Chicago-born Dickens launched his career in the late-'30s. After sharpening his skills with bands led by trombonist/guitarist Eddie Durham and alto saxophonist Buster Smith, he made his recording debut as bass player for the Eddie South Orchestra in 1940.

Leaving South's orchestra in 1943, Dickens accepted an invitation to replace Richard Davis in vocal group the Four Toppers. With his arrival, the group changed its name to the Five Red Caps. Remaining with the band until 1946, he played on such tunes as "Boogie Woogie on a Saturday Night," "Lenox Avenue Jump" and "The Boogie Beat'll Getcha If You Don't. . ." He also recorded with vocalist George "Bon Bon" Tunnell and the Park Avenue Trio in 1945, featuring either fellow Five Red Cap members, Steve Gibson and Romaine Brown, or session musicians, Frank Signorelli, Andy Sannella, or Robert Michelson.

Leaving the Five Red Caps in 1946, Dickens formed his own jazz quartet with Herbie Scott, Reuben Cole, and Dickie Thompson. Although they recorded for the Superdisc, Continental, and Gotham labels, none of their releases charted.

Moving to New York in 1949, Dickens wasted no time in making his presence felt. He recorded the historically important, "Rock & Roll," on June 23, and played bass on sessions with boogie-woogie bluesman, Piano Red (born William Patterson). In 1954, he recorded with a new band, Doles Dickens & the Strangers.
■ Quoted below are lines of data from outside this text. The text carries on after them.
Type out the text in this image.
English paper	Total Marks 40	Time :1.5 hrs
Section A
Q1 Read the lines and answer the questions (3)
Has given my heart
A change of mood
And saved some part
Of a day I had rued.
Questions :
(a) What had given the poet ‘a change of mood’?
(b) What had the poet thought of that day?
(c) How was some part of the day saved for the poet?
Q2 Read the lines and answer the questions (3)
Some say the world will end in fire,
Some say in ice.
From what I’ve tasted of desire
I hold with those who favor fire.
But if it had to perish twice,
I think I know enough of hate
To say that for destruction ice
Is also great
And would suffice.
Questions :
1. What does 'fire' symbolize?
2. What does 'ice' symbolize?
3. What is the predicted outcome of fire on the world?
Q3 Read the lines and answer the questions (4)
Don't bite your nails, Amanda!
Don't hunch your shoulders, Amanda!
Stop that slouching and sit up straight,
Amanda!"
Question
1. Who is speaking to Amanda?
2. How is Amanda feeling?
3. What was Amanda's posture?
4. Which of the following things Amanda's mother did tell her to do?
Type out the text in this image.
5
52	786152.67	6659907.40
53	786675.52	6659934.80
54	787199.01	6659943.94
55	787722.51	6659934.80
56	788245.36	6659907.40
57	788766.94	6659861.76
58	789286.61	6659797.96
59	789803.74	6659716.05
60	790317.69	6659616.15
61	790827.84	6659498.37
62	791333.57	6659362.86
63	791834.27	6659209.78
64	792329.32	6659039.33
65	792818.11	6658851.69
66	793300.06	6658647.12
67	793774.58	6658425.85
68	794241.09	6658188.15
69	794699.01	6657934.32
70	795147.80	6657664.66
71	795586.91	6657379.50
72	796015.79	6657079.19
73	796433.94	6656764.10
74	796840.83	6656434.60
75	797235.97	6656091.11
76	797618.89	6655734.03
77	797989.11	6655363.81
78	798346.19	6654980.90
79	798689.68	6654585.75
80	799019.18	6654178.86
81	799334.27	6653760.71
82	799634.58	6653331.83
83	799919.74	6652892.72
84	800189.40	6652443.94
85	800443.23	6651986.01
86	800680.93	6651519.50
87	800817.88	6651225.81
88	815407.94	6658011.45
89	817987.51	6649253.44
Dickens' involvement with doo-wop singing group the Mello-Harps began when he arranged a tune, "Gumma Gumma," for a 1957 recording that featured King Curtis on saxophone. He continued to serve as the group's music director until 1964. In June 1960, Dickens temporarily replaced bassist Al Rappa during a Bill Haley & His Comets recording session that yielded two tunes, "Let the Good Times Roll Creole" and "So Right Tonight."

Dickens died in New Jersey on May 2, 1972.